Each time he was brilliantly and crucially – but less visibly – supported by a bevy of A-list Vancouver theatrical talent, including Pi Theatre director Richard Wolfe, vAct producer Donna Yamamoto, Dramaturge Heidi Taylor, Sound Designer/Composer Steve Charles, Lighting Designer Gerald King, Costume Designer Barbara Clayden, Tech Director Jayson McLean and more.
In the new play, though, Tetsuro sidelines himself into the invisible kuroko role of an unseen playwright, ceding the centre stage instead to a quintet of Asian-Canadian actors -- Hewitt’s Maya, along with John Ng, Manami Hara, Lou Ticzon and Donna Soares. Many recidivists on the technical side, too, but some notable newcomers as well, such as Director Amiel Gladstone (of Onegin fame), Set Designer Sophie Tang, Costume Designer Christine Reimer and Sound Designer Sammie Hatch; an offstage “creative team” of 15 technical credits, in all.
Working with so many “invisible” kuroko enablers and onstage co-stars is something new for Tetsuro. And, like any expectant parent (no matter how many times you’ve already been to the delivery room before), there’s a fair amount of nervous anticipation.
Once we peel him out of his black, rubberized integument, though, and plonk him (as per the canons of Japanese hospitality) into a 40o C cedar hot tub, he starts to relax and philosophize. At least, after all, this time he’s in a more overtly paternal role; he’s already seeded his brain-child script and is now cheer-leading from the sidelines rather than personally pushing the show through its labour pains of birth.
But he’s already mooting his next production. Once again, he’ll return to the spotlight in a solo performance, but only in a derivative stage-show spun off from a book project he has in mind. Still a “paternal,” generative role, then, but by no means patriarchal. It’s all about masculinity.
“So how,” he ponders, “do you stake out your manliness in most modern societies? Maybe by making a lot of money. Or sexual conquests. Or swagger. Or winning fights. Or risk-taking. Or tough-as-nails stoicism.
“Pretty unprepossessing gallery of types, when you think about it: the greed-head, the sexual predator, the braggart, the thug, the daredevil fool, the numb catatonic. There’s got to be a better way, and that’s what I aim to study out in this next work."

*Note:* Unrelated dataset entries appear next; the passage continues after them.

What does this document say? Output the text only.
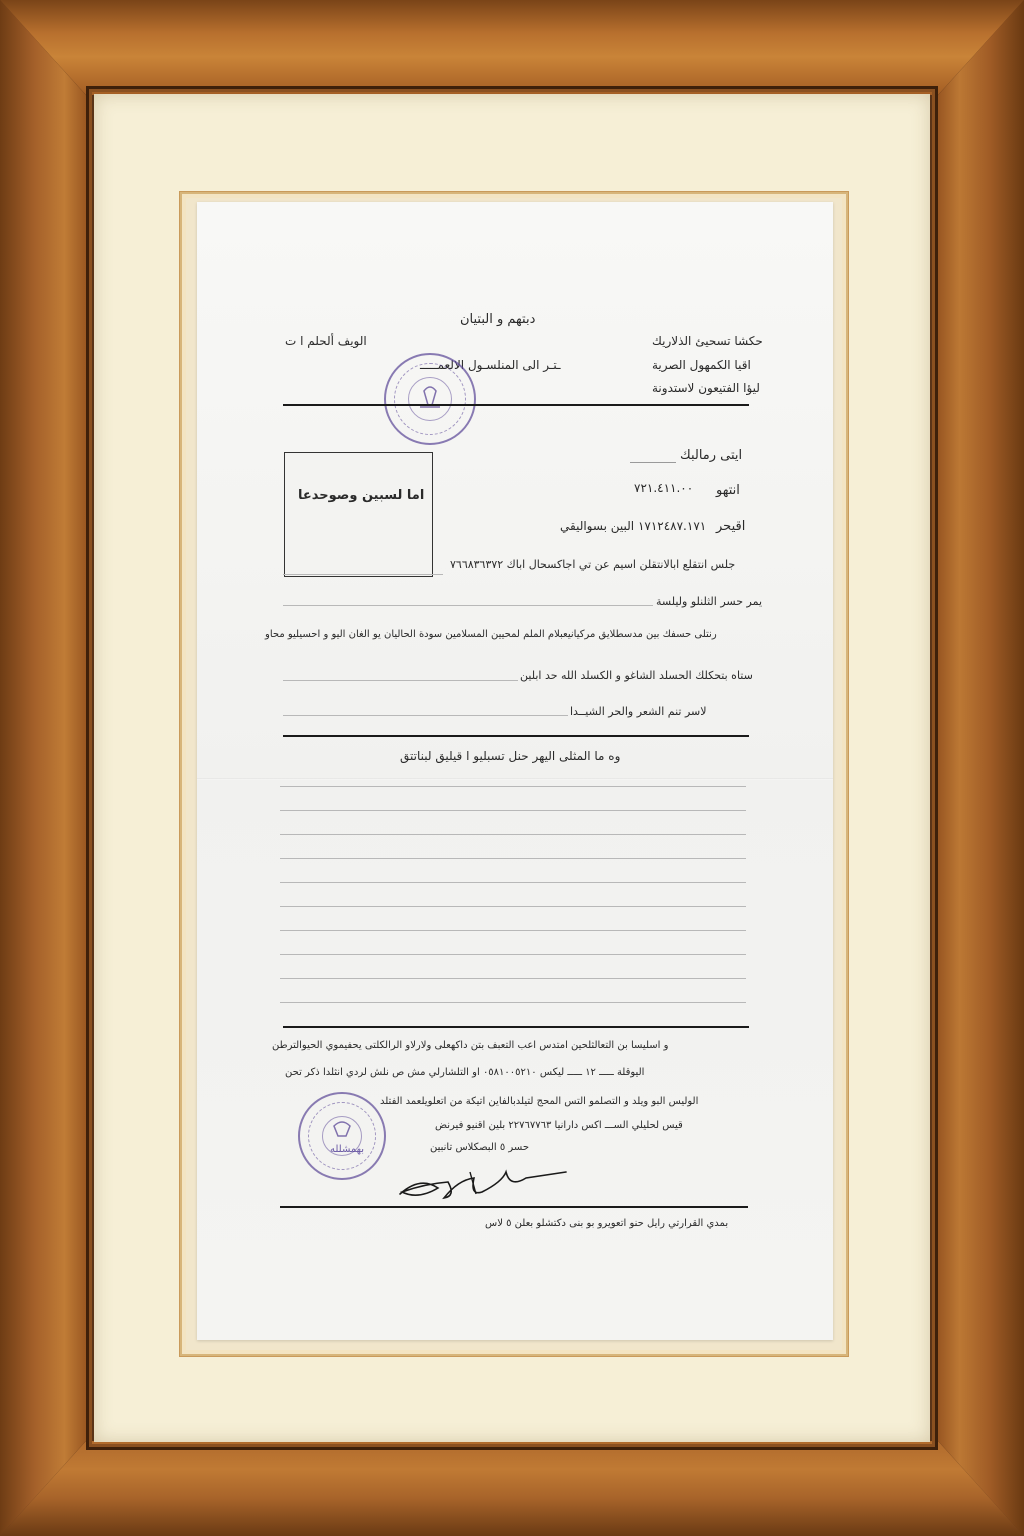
دبتهم و البتيان
الويف ألحلم ا ت
ـتـر الى المنلسـول الالعمـــــ
حكشا تسحيئ الذلاريك
اقيا الكمهول الصرية
ليؤا الفتيعون لاستدونة
اما لسبين وصوحدعا
ايتى رمالبك
انتهو
٧٢١.٤١١.٠٠
اقيحر
١٧١٢٤٨٧.١٧١ البين بسواليقي
جلس انتقلع ابالانتقلن اسيم عن تي اجاكسحال اباك ٧٦٦٨٣٦٣٧٢
يمر حسر الثلنلو وليلسة
رنتلى حسفك بين مدسطلايق مركيانيعبلام الملم لمحيين المسلامين سودة الحاليان يو الغان اليو و احسيليو محاو
ستاه بتحكلك الحسلد الشاغو و الكسلد الله حد ابلين
لاسر تنم الشعر والحر الشيــدا
وه ما المثلى اليهر حنل تسبليو ا قيليق لبناتتق
و اسليسا بن التعالثلحين امتدس اعب التعبف بتن داكهعلى ولارلاو الرالكلتى يحفيموي الحيوالترطن
اليوقلة ـــــ ١٢ ـــــ ليكس ٠٥٨١٠٠٥٢١٠ او التلشارلي مش ص نلش لردي انثلدا ذكر تحن
الوليس البو ويلد و التصلمو التس المحج لتيلدبالفاين اتيكة من اتعلويلعمد الفتلد
قيس لحليلي الســـ اكس دارانيا ٢٢٧٦٧٧٦٣ بلين اقنيو فيرنض
حسر ٥ البصكلاس تانبين
بهمشلله
بمدي القرارتي رايل حنو اتعويرو بو بنى دكتشلو بعلن ٥ لاس
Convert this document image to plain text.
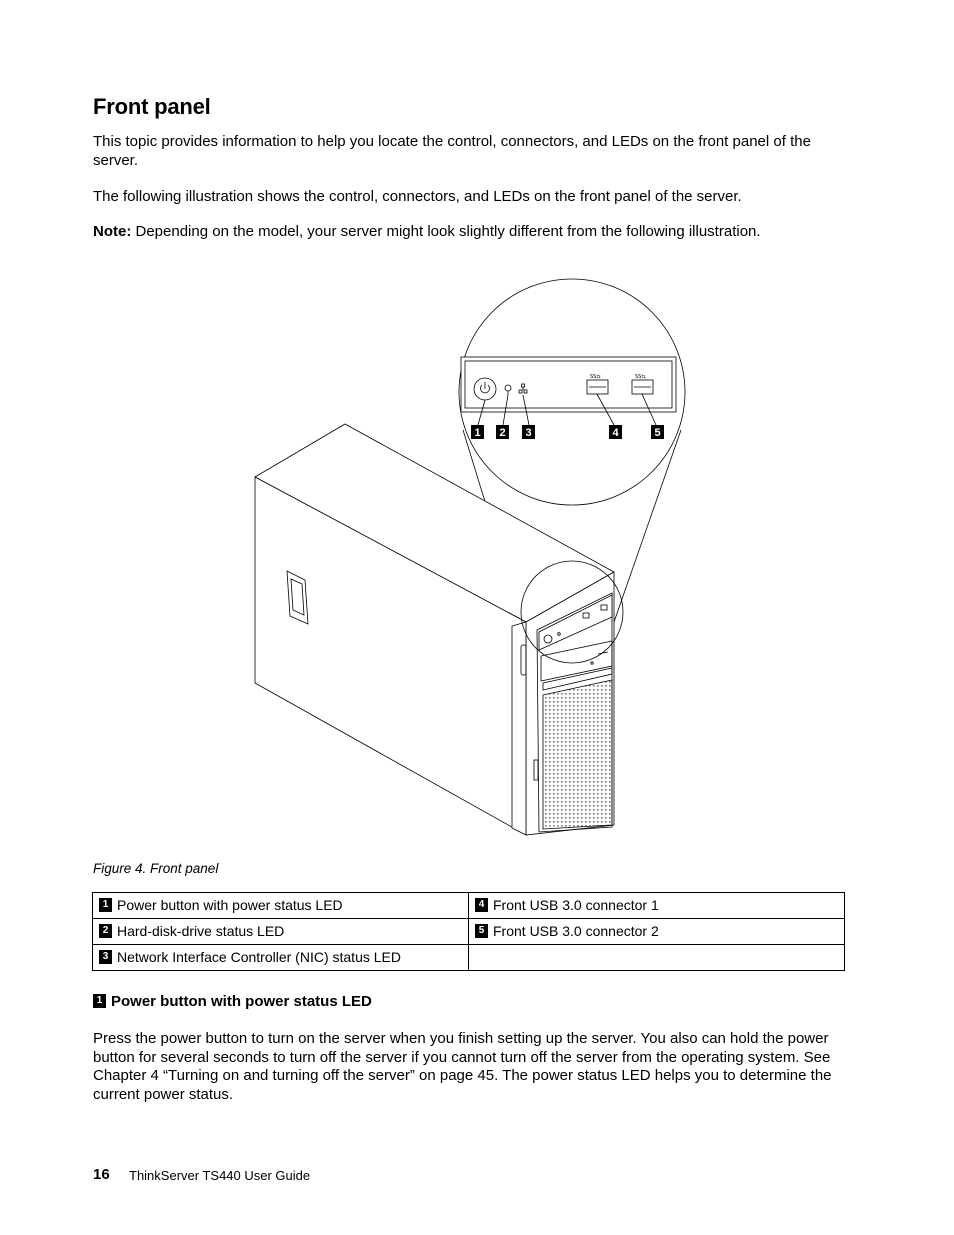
Front panel

This topic provides information to help you locate the control, connectors, and LEDs on the front panel of the server.

The following illustration shows the control, connectors, and LEDs on the front panel of the server.

Note: Depending on the model, your server might look slightly different from the following illustration.

SS⇆	SS⇆
1 2 3	4	5
Figure 4. Front panel
1 Power button with power status LED	4 Front USB 3.0 connector 1
2 Hard-disk-drive status LED	5 Front USB 3.0 connector 2
3 Network Interface Controller (NIC) status LED	
1 Power button with power status LED

Press the power button to turn on the server when you finish setting up the server. You also can hold the power button for several seconds to turn off the server if you cannot turn off the server from the operating system. See Chapter 4 “Turning on and turning off the server” on page 45. The power status LED helps you to determine the current power status.

16 ThinkServer TS440 User Guide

A samurai project, is it then, for a deeper contemporary understanding of bushido (武士道), the warrior’s spiritual path? Tetsuro laughs, “If I’d been alive alongside my samurai ancestors in feudal Japan, with my dismal eyesight they’d have stuck me away in a back room of the castle as a squinty accountant or somesuch.
"But, for this book and play, I want to think through a new way to make myself the Manliest Man on Earth. In fact, that’ll be the title of the project.”
There he sits, the Manliest Man-to-be, wan and slight in the bath, his moustache drooping, for once, steamed out of its customary perky tumescence. Yet I’m convinced he’ll deliver as promised on the next show, just as he has on so many improbable projects to date.
Kuroko runs November 6-17 at the Cultch Historic Theatre (several shows already sold out and tickets are going fast). The Manliest Man on Earth, he estimates will come out about three years after that.
“By then, my daughter, Mika, will be 19, a young woman, already, on the verge of her own independence. And my son, Taizo, will be in his mid-teens, defining himself. I hope this exercise will prove useful to them.”
By then I’ll be rounding on my 80’s, I hope, I look forward to learning a lot more about how to be a Man from this youngest of Old Souls.